Sarah was the first to get involved with Community Bible Study, an international group out of Colorado Springs, Colo. She joined a daytime group after she and Gib moved back to Lubbock in 1996 after her retirement from a lifelong career as an American history teacher. As a former working mother, she never had time to study the Bible before and relished the opportunity to do so.

The daytime group had been praying for a leader of the nighttime group, which was about to have to stop meeting due to the lack of leadership. Sarah said she had prayed and prayed, but on a retreat, the answer that had been sitting before her all along finally dawned on her. Gib would make a great teaching director, she told the other women.

When Gib arrived to pick her up from the bus, Sarah said he seemed bemused at all of the attention from the women, who were trying to get to know him before she asked him to lead the nighttime group.

When she asked him to lead the group, “First of all, he was shocked,” she said. But after a bit, he told her she was right, and that he would like to lead the group.

It wasn’t Gib’s first foray into teaching the Bible — he’s been teaching Bible classes in different churches for more than 50 years. He also can draw on his career experience as an educator — first as a math teacher for 10 years and later as an administrator for 27 years. He was a Lubbock Independent School District assistant superintendent before becoming the superintendent of schools in Greenville. He now works for the Texas Tech University College of Outreach and Distance Education.

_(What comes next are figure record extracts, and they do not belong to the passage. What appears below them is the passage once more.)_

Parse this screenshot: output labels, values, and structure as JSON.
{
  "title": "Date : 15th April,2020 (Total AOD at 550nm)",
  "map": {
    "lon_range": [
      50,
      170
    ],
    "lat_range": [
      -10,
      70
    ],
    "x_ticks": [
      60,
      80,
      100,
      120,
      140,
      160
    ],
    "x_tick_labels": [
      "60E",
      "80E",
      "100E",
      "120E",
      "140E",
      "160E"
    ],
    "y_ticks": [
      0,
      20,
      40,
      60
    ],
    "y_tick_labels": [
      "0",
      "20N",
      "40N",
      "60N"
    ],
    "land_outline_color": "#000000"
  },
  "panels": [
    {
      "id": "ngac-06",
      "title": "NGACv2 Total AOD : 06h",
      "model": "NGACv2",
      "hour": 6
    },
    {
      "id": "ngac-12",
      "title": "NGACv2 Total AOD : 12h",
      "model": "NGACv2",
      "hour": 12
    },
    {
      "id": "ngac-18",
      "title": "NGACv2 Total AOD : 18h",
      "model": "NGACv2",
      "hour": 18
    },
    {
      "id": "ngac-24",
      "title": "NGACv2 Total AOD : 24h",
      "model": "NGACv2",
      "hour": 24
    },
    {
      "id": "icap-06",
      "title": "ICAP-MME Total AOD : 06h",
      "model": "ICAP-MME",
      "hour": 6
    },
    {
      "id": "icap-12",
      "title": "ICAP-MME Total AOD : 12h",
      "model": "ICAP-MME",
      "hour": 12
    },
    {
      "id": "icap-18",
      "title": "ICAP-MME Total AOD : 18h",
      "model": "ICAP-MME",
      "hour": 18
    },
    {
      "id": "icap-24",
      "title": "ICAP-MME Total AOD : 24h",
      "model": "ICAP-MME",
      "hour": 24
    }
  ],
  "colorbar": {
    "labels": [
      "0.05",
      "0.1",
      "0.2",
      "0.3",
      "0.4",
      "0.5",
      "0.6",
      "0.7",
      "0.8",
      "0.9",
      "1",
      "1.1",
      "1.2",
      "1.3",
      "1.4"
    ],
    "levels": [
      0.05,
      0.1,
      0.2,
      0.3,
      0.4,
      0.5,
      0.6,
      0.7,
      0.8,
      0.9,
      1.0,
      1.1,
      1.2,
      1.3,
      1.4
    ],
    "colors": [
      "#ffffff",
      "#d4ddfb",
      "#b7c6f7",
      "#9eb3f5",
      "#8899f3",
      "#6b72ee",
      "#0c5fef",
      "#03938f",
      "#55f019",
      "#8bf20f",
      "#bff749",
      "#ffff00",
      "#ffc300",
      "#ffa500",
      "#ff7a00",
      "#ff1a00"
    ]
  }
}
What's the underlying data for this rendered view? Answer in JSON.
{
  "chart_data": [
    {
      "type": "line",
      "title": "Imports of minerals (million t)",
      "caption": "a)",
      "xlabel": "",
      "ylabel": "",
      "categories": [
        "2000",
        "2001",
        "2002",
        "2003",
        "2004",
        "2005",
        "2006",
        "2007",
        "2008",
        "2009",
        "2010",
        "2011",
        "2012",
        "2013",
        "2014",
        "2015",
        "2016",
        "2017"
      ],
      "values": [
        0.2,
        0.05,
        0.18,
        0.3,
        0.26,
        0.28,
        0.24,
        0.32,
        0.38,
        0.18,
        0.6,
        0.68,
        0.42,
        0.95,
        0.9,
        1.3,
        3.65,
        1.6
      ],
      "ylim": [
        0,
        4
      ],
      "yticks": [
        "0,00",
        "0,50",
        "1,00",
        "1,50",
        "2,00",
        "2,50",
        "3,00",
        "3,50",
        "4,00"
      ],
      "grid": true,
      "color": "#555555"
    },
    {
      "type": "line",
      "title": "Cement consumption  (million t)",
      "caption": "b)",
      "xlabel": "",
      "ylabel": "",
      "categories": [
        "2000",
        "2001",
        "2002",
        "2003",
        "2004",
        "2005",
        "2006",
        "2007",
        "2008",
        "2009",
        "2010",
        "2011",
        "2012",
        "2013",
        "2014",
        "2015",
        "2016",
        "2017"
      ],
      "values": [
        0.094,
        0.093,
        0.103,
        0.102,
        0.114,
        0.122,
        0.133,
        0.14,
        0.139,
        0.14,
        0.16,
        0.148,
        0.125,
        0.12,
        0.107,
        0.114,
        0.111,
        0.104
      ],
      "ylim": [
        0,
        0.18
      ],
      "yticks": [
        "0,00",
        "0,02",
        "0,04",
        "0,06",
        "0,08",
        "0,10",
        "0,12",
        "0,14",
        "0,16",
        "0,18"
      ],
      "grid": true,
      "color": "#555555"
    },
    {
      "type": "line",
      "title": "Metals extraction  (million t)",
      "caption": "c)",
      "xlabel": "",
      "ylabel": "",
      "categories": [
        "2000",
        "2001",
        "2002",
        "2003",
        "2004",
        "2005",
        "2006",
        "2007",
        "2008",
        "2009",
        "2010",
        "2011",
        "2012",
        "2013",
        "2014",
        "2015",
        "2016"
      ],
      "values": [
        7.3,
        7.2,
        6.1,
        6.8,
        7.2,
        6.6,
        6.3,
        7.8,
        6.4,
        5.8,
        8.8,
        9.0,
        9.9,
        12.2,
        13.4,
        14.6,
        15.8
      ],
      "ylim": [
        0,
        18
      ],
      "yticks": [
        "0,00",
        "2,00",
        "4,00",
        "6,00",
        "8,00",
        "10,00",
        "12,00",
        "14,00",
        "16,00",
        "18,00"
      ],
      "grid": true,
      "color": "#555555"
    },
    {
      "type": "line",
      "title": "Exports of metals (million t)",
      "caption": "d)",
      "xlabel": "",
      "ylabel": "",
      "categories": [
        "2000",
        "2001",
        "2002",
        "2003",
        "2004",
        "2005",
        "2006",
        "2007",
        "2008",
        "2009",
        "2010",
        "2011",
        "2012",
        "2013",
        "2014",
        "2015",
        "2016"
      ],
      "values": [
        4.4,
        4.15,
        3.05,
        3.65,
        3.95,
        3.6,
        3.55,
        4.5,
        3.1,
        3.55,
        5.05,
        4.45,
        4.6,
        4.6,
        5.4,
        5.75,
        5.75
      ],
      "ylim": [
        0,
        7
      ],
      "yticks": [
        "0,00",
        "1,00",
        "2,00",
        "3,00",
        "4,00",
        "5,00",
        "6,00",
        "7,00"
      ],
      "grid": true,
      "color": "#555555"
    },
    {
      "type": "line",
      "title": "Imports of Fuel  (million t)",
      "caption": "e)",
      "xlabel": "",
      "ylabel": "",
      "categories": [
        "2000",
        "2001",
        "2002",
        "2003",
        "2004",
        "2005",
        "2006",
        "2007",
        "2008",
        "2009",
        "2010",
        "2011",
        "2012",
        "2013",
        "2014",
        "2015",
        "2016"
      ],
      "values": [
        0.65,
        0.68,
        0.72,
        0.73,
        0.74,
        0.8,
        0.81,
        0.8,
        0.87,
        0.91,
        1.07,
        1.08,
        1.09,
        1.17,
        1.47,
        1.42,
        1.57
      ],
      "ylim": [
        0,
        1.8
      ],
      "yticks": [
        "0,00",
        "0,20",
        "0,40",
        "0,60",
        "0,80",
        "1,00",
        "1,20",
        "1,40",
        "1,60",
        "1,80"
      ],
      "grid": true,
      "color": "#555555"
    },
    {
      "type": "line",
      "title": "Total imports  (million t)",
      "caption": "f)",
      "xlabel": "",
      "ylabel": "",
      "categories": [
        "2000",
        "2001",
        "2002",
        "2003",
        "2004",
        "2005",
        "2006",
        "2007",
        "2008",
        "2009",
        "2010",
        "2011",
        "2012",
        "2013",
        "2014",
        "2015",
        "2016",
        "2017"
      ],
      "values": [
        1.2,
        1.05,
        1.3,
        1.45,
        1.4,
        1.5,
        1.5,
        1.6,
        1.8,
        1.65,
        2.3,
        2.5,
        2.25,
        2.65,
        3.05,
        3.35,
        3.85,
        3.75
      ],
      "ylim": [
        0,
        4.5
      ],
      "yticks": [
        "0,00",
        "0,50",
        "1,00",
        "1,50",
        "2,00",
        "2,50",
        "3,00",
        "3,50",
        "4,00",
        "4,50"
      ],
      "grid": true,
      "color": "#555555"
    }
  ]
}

The Weavers are currently focused on getting the word out about their Community Bible Study group. Since each session follows the school year from August to May, the group is just getting started on this year’s study of 1st and 2nd Kings. They alternate each year between the New and Old Testaments. Although people may join in at any time during the year, students would get the most out of the Bible study if they begin with the group in the early fall, the Weavers said.